Schneller als ich es selbst geglaubt hätte, zog ein Jahr später, 1997, meine erste Bengal Nejade de Saint Cyr bei mir ein. Nejade hatte selbst eine plakative, doch relativ dezente Rosettenzeichnung. Ihre Rosetten waren zweifellos zweifarbig, doch das Zentrum der Rosette derart dunkel, dass nur wenige andere Züchter die Nuance wahrgenommen haben. Mit dieser für ihre Zeit wunderschönen Katze und der Zusammenarbeit mit ihrer Züchterin, Susanne Kircher, lernte ich den bezaubernden Charme der Bengal schätzen und lieben.

1999 stellte ich in meinem Verein die ersten selbst gezüchteten Bengalen aus. Im Jahr 2000 machte ich eine Ausstellungskampagne mit meiner schönen Bengalkatze Fuechslein´s Jabadji. Sie wurde dabei zum Grand Champion. Mein wildfarbener Somalikater Fuechslein´s Grand Canyon, der nur so zum Spaß mitreiste, schaffte es während des gleichen Zeitraums, als erster und bisher als einziger Somali im 1.DEKZV, meinem damaligen Verein, zur besten Kurzhaarkatze der Saison gekürt zu werden.

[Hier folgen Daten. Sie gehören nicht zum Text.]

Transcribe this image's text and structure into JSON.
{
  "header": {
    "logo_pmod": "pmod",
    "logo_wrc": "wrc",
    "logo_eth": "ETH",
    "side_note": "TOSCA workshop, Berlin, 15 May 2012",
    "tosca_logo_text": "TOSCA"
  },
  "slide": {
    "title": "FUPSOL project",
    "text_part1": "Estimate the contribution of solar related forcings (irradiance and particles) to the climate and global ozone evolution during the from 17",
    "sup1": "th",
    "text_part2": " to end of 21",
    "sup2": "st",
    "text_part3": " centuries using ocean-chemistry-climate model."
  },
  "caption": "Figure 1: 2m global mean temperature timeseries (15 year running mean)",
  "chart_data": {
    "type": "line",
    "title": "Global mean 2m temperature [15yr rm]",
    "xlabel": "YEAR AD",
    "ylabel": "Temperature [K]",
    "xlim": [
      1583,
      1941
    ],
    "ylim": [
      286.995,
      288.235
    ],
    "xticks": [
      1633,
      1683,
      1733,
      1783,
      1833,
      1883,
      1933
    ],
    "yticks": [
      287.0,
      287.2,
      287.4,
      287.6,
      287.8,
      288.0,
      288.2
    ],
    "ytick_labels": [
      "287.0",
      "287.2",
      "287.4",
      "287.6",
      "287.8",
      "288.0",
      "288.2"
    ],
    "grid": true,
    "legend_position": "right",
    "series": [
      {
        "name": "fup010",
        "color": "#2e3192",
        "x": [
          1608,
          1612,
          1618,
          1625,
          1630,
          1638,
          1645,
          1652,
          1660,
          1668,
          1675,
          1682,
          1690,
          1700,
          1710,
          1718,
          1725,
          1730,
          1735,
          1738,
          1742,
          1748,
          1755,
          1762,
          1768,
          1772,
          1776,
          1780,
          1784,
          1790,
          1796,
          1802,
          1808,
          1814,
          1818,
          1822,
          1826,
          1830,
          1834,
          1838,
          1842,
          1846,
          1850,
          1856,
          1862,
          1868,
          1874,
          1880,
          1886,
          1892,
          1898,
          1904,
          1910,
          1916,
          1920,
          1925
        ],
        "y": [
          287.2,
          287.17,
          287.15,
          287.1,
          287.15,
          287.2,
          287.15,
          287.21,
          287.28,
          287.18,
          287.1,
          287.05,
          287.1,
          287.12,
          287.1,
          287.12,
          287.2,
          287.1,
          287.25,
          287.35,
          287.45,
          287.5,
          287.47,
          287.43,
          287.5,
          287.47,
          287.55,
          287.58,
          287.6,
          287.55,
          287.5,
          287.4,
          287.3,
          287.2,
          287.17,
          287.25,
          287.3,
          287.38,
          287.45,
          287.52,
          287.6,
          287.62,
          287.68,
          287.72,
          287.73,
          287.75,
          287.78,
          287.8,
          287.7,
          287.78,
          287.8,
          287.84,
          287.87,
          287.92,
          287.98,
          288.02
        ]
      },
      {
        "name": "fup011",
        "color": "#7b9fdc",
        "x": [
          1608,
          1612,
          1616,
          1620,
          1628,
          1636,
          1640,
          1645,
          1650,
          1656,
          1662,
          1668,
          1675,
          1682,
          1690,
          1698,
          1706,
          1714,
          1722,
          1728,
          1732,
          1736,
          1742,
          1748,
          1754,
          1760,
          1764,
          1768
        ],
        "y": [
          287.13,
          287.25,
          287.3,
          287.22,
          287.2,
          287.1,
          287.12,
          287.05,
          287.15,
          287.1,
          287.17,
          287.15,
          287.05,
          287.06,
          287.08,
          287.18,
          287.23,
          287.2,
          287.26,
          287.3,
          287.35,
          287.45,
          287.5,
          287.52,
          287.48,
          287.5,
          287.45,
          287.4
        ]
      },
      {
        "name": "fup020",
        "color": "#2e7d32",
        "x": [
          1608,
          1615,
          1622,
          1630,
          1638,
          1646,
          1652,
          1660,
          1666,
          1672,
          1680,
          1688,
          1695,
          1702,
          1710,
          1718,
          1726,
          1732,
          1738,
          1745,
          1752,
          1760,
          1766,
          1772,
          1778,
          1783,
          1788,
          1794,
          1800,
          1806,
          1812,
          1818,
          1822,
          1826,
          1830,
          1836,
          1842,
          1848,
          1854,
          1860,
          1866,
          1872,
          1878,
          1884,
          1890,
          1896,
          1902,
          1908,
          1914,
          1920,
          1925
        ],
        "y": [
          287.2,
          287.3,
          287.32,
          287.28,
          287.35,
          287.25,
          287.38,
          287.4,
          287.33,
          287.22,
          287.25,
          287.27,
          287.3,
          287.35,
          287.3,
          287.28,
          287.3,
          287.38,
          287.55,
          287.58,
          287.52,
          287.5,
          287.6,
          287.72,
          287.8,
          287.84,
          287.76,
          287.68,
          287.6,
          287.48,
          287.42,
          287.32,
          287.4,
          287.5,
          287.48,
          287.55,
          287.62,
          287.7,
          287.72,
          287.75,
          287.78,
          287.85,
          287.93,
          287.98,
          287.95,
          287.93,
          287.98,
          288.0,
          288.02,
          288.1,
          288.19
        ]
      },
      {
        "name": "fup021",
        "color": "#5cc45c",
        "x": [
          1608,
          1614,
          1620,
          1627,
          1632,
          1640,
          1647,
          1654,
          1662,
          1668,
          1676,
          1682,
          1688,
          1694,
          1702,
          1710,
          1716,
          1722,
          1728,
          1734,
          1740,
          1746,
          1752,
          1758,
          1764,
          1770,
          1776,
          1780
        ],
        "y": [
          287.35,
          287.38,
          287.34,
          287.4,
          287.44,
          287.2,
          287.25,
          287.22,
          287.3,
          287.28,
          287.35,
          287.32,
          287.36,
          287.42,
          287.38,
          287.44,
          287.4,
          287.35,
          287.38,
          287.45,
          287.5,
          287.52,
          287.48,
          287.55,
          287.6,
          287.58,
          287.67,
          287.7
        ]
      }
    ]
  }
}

In nur 5 Ausstellungen gelang es Jabadji´s jüngerem Bruder, Fuechslein´s Ludjian, bekannter unter seinem Spitznamen Pavarotti, die Ausstellungskarriere seiner Schwester zu überflügeln. Pavarotti bewies eindrucksvoll durch sein sympathisches Wesen, dass er der geborene Showstar war. Dafür zeigte er sich allen Showrichtern und Zuschauern von seiner besten Seite. Von 8 besuchten Ausstellungen wurde er 7 Male nominiert und gewann 6 Male die Best in Show Wahl.

Im Jahr 2001 lernte ich erstmals durch den Besuch mehrerer CFA-Ausstellungen das amerikanische Ringrichten kennen. Dieses Showsystem empfinde ich als sehr viel entspannter und angenehmer für die meisten Aussteller. Die Konsequenz daraus zog ich durch einen Vereinswechsel von der FIFé zur TICA (beim CFA ist die Bengal bis heute keine anerkannte Katzenrasse, so kam folgerichtig nur die TICA für mich als Verein in Frage). Mit dem Wechsel zur TICA musste ein für die Bengalen passender Züchtername ausgewählt werden. Wie es zur Wahl meines neuen Zwingernamens Amurskii kam, erfahren Sie hier. Zusammengefasst blicke ich nun (Stand 2006) zurück auf 24 Jahre in der Cat Fancy, 34 Katzenwürfe und Einiges an Katzenshow-Erfahrung. Ergänzt wird meine Karriere auch durch vier Fernsehauftritte als Katzenexperte in der ZDF-Sendung „Risiko“. Als Autor mehrerer Artikel in der Zeitschrift Katzen Extra sowie in deren Pendant, dem Schweizer Katzenmagazin, habe ich - so weit meine berufliche Situation dies zuließ - versucht andere Katzenliebhaber von meinem Erfahrungsschatz profitieren zu lassen.